The intersection of a unit cube and a plane passing through its center is a regular hexagon. What is the area of the regular hexagon? Thanks for your help.
2007-11-16 22:32:11 · 2 answers · asked by Anonymous in Science & Mathematics ➔ Mathematics
hi!
you just have to split the regular hexagon into 6 equilateral triangles.
if you want the exact formula, please visit
http://www.drking.plus.com/hexagons/misc/area.html
hope to help you though i know for myself that i am not a mathematician and just a high school student.
~_~
2007-11-16 22:43:23 · answer #1 · answered by anak ng pasig 1 · 0⤊ 0⤋
That's tricky, because the real issue is figuring out what angle the plane cuts, what the sidelength of the hexagon is and so on.
If we know the sidelength, finding the area is easy -- just divide it into 6 equilateral triangles, bisect each of the triangles again if you like, and either look up a formula or (my preference) do a very small amount of trig.

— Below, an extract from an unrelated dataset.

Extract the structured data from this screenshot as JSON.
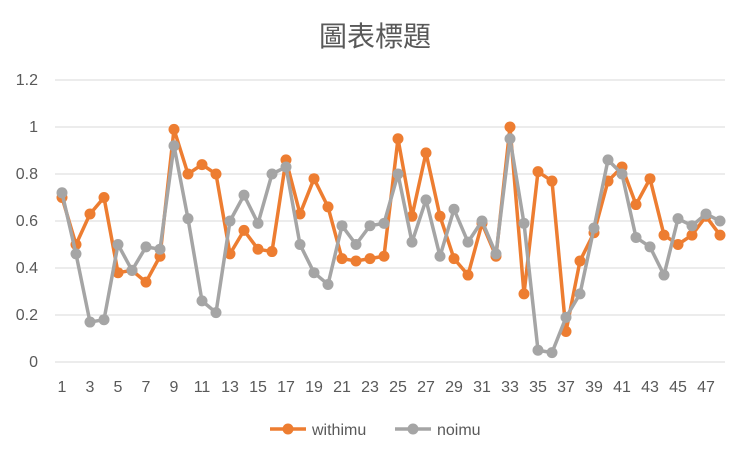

As for figuring out exactly how the plane cuts the cube -- you can start by drawing pictures. But before long you'll be algebraically calculating where the plain hits the edges and, hence, how long the line segments of intersection with each face are. When they're equal, then
A. You have the hexagon
B. You just calculated its sidelength.
2007-11-17 07:52:22 · answer #2 · answered by Curt Monash 7 · 0⤊ 0⤋